We’ve tested a couple of versions of Norco’s 26in-wheeled Sight, and always came away impressed – it’s one of our favourite bikes, taking 2012’s What Mountain Bike Trail Bike of the Year honours and a hard-fought fifth in this year’s test. Norco have entered the 27.5in game early with their Killer-B range, of which this is the cheapest Sight.
Ride & handling: Extra rollability and great handling
At 14.4kg (31.7lb) it’s quite a lot of bike to start hauling around – the suspension is taut and punchy enough to stomp up short rises without too much trouble, but you quite quickly run out of momentum, so low-gear twiddling is the order of the day when faced with any sort of sustained climb.
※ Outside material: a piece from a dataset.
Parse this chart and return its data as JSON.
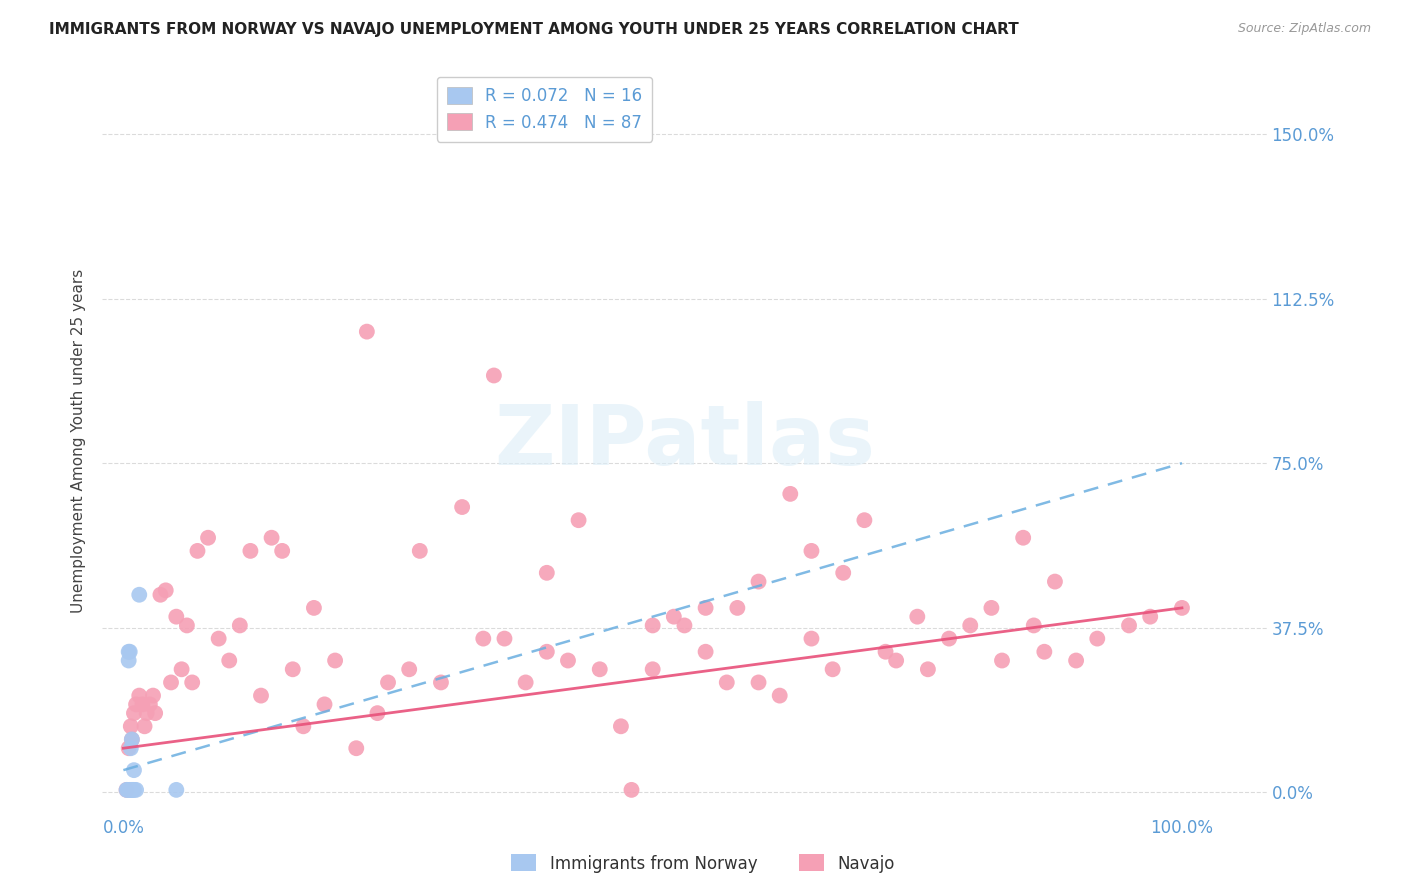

The 24/38T front chainring combined with an 11-36 cassette means low gears are certainly available to help out.
Having had to work on the climbs you will no doubt be expecting some payback on the descents, and the Sight is ready to deliver. The 27.5in RockShox fork has slightly longer offset than the 26in version – that is, the axle is held further forward of the fork leg – and a slightly shorter offset than the 29in model has, which compensates for the reduced trail that otherwise results from a bigger wheel.
That does its bit in creating poised yet agile handling that’s every bit as inspiring as from the 26er. The bonus is the improved rolling of 27.5in wheels; it’s not as marked a difference as going from 26in to 29in, but there is a difference and you will notice it – bumps just don’t take out as much speed as a 26er-attuned mind expects. Meanwhile, it’s noticeably easier to slice around in tight corners and down quick-reaction lines full of holes and rocks than a 29er.
The 2.35in Kenda Nevegals are seriously big boots too, which helps them (and the rims) survive the inevitable onslaught.
Norco sight killer b-3 : Future Publishing
Frame & equipment: On the heavy side, with blunt-feeling rear suspension
Despite sharing a name with the 26in-wheeled Sight, the Killer-B is actually quite a different bike. Norco have put in a lot more work than just simply stretching the back a bit to make room for a slightly bigger wheel.
The fundamentals of the two designs are the same – a four-bar back end, curvy tubes punching hard into a big tapered head tube, and an up-to-date, stiff and secure 142x12mm rear axle – but the B has bigger bones and a lower-slung stance. Neat touches such as the forged clevis-style pivots and anodised bearing caps show that Norco have made a real effort.
So is the Killer-B the killer spec? Well… Spend the same money on a 26in-wheeled Sight and you get a lighter, better-equipped bike – crucially, the 26in bike has a Fox shock rather than the X-Fusion unit here. X-Fusion kit has come on massively in recent years, but this entry-level O2 unit tends to make landings harsher than they ought to be with 140mm of travel.
The unwilling shock takes the edge off what’s otherwise a really good bike – we suspect that the more expensive versions, with Fox shocks and less weight – will be formidable.